His teachers believed he was working the problems on some other sheet of paper, or that someone was helping him, or any myriad of things, so they'd fail him at everything (the correct answer, you see, was only worth one point), and insist that he show his work. He did go through a short period of going back and putting in all the steps for them, but decided it was the principle of the thing and if he was getting the correct answers, who cared how he got them?

From here, my brain segues into note-taking, and the battles I've had with teachers over those. The family motto, if you will, is "People who carry around their knowledge in spiral covered notebooks should learn how to use their brains, it's cheaper." In that capacity, we're Tristan Farnons, if you tell us, or we read it, we'll probably remember it long after you do.

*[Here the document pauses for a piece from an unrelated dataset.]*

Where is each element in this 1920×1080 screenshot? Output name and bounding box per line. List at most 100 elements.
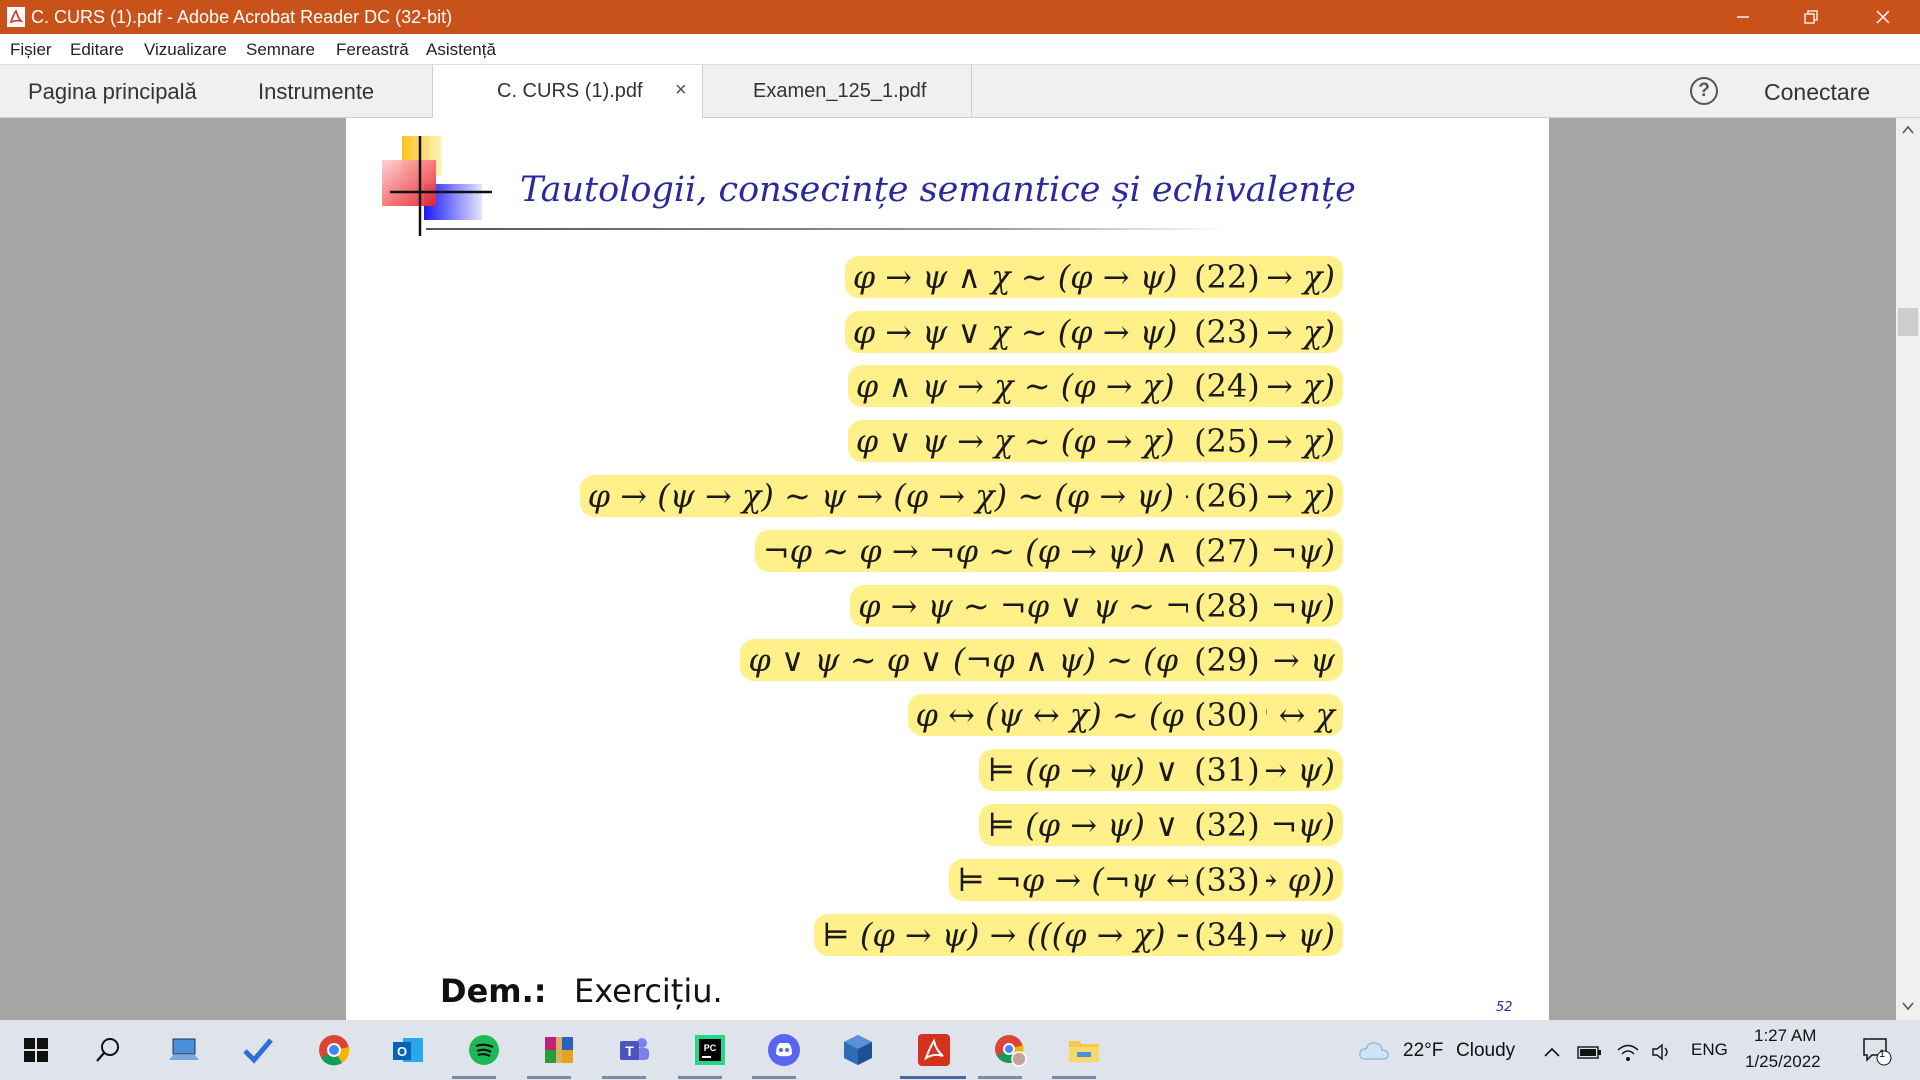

Then, came middle school, where we were charged to take notes and turn them in. "Write down everything you need to," they would say, and then yell at me when I turned in papers blank except for my name. "Write it down so you can remember it," they would say, and then ask me what language I'd written my notes in. (Dwarvish Moon Runes, for the record. English, just a different alphabet. Actually, the reason I tried to learn Elvish was so that I COULD take notes in it.) "These notes are for you," they would say, and so I'd deliberately wind them up by proving to myself that, no, they're not for me, they're for the teacher, so they have something that they can give points for.

Ahh, middle school, three years of subjective do-what-I-mean-not-what-I-say paradise. Sometimes I wish I could say that I didn't try my absolute hardest to be as aggravating as possible, but at least I picked mind-games rather than outright class interruption. Made it harder to get sent to the office, but it still happened.

Gee, reading back over this, I find Charles Emerson Winchester, Mycroft Holmes, Tristan Farnon and Dwarvish Runes. I'm just full of fictional references today, aren't I? Either that or I'm just in an incredibly bitter mood, which is also likely.